I will also never accept the constantly repeated excuse, "It's only the Internet." There are any number of other actions that get taken in this world on a daily basis, the consequences of which are supposedly instantly and miraculously absolved via invocation of the phrase, "It's nothing personal, it's just business." America's current political scenario exists more or less entirely because the country is largely populated by people who are always able to find some rationalisation (however absurd it may be at times) for refusing to take personal responsibility for their actions.

Things do happen online that can have offline ramifications. What you write is going to be read by a thinking, feeling (even if they don't consciously acknowledge that part) human being. There are going to be those who will try to shelter themselves from examining this within the context of their own behaviour by pointing out some of my own acts of savagery on the forum, and labelling me a hypocrite.

Yes, I have attacked people at times, and sometimes quite viscerally so. I'm not like Pike, Brigwyn, or BRK in that respect; individuals who have at least the apparent genuine ability to be flawlessly positive, every minute of every day. Look at the image in the top left corner of the site, and read the story it links to. I don't see Kali as an excuse for my own behaviour, no; but I do see her as being a symbol of the dualistic nature of my own personality, as well as being a symbol of what, if you read this blog, you can realistically expect to get.

At times it's going to be positive, and hopefully informative and useful, as well as being stuff that relates directly to the game itself. Other times it's going to be vicious, negative, angst-ridden drama that will cause you to think I'm mentally ill, and to possibly question your motivation for continuing to read the blog entirely. As well as for being argumentative, I've actually been openly attacked on the forum for trying to be kind towards people at times as well; so there's darkness and light.

You might then well ask, if I attack people too, how come I'm criticising some of you for doing it as well?

The answer is that I'm not actually criticising people on the forum for attacking me and others so much. What I am criticising them for is the cowardly ("It's only the Internet") pretext in which they do it, and for being thoughtlessly sociopathic while they do it. I might not always think about what I say at the time, but I do think about it afterwards, and I often feel a fairly strong degree of remorse for it as well. Most of the rest of the people on the forum simply don't care at all, either during the act or after it.

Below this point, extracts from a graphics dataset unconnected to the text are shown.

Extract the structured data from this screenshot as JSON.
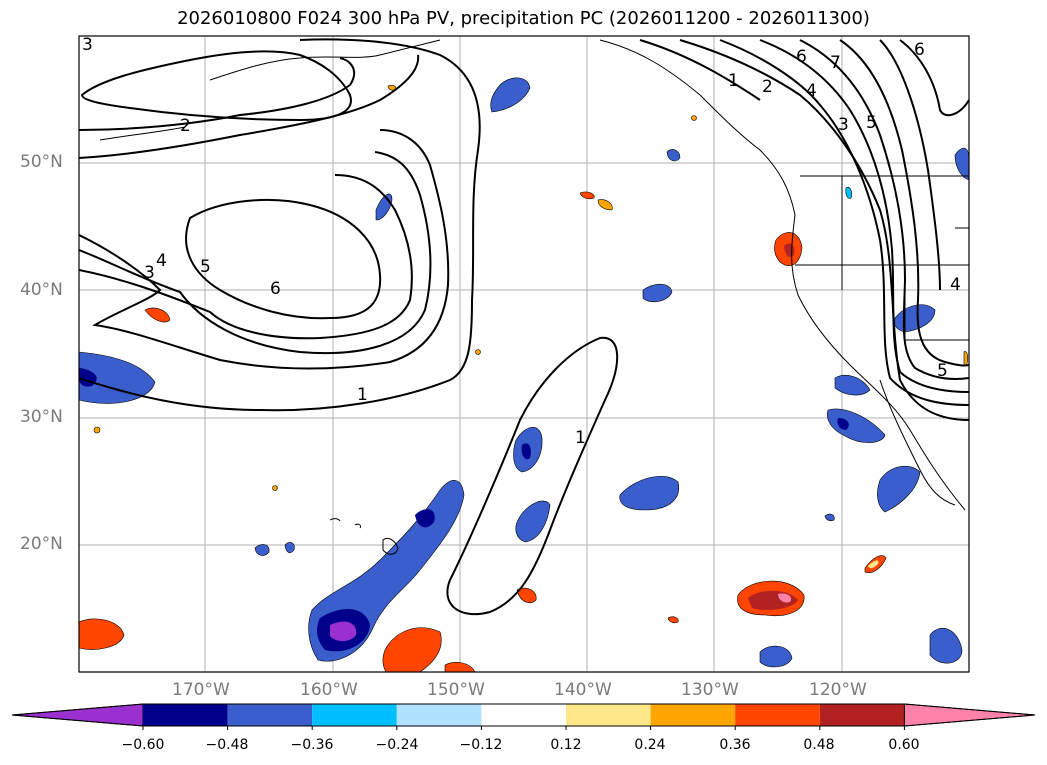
{
  "title": "2026010800 F024 300 hPa PV, precipitation PC (2026011200 - 2026011300)",
  "lat_labels": [
    "50°N",
    "40°N",
    "30°N",
    "20°N"
  ],
  "lon_labels": [
    "170°W",
    "160°W",
    "150°W",
    "140°W",
    "130°W",
    "120°W"
  ],
  "pv_contour_labels": [
    "1",
    "2",
    "3",
    "4",
    "5",
    "6",
    "7"
  ],
  "colorbar": {
    "tick_labels": [
      "−0.60",
      "−0.48",
      "−0.36",
      "−0.24",
      "−0.12",
      "0.12",
      "0.24",
      "0.36",
      "0.48",
      "0.60"
    ],
    "colors": [
      "#9b30d0",
      "#00008b",
      "#3a5fcd",
      "#00bfff",
      "#b0e2ff",
      "#ffffff",
      "#ffe88a",
      "#ffa500",
      "#ff4500",
      "#b22222",
      "#ff82ab"
    ]
  }
}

Arithe, I'm not actually going to ban you from being able to comment; at least not yet. The reason why is because despite your lack of diplomacy, and tendency towards being overly critical, I do sense in you what I did in Alumatine; a genuine desire to try and do something positive. I wrote an obituary of sorts for Alu here which I later took down, which some of you may have seen before I did, however. The reason why I took it down is because in the end, I realised I genuinely didn't agree with it. His underlying altruism notwithstanding, Alu's treatment of people on the forum in the end, in my own mind was genuinely unjustifiable.

That's what I've got a real problem with, I realise now; not that the negativity on the forum exists, but the fact that such truly pathetic, dishonest, and cowardly attempts are made to justify it.

Whenever I attack someone, on later reflection I am nearly always able to identify the cause as having been an externalisation of my own pain. It generally has very little to do with the person I've actually attacked at all. If we (me included) call someone a newb, or a scrub, or terrible, or trash their Armory profile, and really notice some intense negative emotion while we're doing that, we need to stop and ask ourselves something; What am I really this upset about?

"Out of the overflow of the heart, the mouth speaks."